A steel tube 30 mm outside diameter and 25 mm internal diameter and length 500 mm is subjected to a tensile load of 37 KN, determine the change in length in mm to 3 decimal places when the load was applied. For the material E = 210 GPa.
Stress=σ=Force/Area
Strain=ε=σ/E
Change in length = ε*Length.
Useful conversion factors
1 GPa = 10^9 Pa
1 kN = 10^3 N
1 m = 1000 mm
Try to do calculations in standard units, namely kg, m, s.

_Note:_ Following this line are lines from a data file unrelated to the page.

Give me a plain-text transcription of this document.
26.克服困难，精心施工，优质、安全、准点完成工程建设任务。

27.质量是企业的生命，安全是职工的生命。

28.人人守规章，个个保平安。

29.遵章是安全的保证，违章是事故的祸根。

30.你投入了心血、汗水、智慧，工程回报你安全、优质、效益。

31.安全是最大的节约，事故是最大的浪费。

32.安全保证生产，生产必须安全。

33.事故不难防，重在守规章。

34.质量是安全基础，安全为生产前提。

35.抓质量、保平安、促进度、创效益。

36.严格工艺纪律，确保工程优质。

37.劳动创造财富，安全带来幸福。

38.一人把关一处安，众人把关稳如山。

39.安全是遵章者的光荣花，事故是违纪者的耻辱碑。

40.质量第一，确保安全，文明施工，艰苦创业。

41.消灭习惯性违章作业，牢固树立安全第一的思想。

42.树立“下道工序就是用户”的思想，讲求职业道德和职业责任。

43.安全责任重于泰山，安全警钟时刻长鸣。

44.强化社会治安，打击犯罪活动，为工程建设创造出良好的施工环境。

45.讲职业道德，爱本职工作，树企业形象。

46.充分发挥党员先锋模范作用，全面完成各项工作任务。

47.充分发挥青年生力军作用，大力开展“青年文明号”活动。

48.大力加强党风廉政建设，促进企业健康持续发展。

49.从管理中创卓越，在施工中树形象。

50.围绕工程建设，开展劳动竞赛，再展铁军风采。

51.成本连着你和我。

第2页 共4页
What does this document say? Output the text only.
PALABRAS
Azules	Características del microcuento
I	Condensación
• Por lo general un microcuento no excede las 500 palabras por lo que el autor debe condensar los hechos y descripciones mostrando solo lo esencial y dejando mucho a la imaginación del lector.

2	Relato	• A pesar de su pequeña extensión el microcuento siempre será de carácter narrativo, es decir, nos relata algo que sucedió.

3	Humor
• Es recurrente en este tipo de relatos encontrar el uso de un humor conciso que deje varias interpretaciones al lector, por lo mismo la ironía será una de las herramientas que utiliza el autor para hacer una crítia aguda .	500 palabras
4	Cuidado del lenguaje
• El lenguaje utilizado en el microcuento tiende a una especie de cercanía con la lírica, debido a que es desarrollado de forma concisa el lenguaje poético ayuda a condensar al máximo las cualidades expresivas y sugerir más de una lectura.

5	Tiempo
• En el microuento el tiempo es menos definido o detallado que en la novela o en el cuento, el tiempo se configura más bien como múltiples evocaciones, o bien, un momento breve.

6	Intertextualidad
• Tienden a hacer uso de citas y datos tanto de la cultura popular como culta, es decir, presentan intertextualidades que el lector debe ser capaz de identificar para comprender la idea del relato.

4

To determine the change in length of the steel tube, we can use the formula for axial deformation:
ΔL = (F * L) / (A * E)
Where:
ΔL is the change in length
F is the tensile load
L is the original length
A is the cross-sectional area of the tube
E is the Young's modulus of the material
First, let's calculate the cross-sectional area of the tube:
Outside radius = outside diameter / 2 = 30 mm / 2 = 15 mm
Inside radius = inside diameter / 2 = 25 mm / 2 = 12.5 mm
The cross-sectional area can be calculated by subtracting the area of the inner circle from the area of the outer circle:
A = π * (R_outer^2 - R_inner^2)
Where R_outer is the outside radius and R_inner is the inside radius.
A = π * (15^2 - 12.5^2)
Next, let's calculate the change in length:
ΔL = (37,000 N * 500 mm) / (A * 210 * 10^9 N/mm^2)
Since E is given in GPa, we need to convert it to N/mm^2 by multiplying by 10^9.
Finally, we can calculate the change in length by substituting the values:
ΔL = (37,000 N * 500 mm) / (A * 210 * 10^9 N/mm^2)
Calculate the value of A and substitute it into the formula.
Evaluate the formula to get the change in length in mm to 3 decimal places.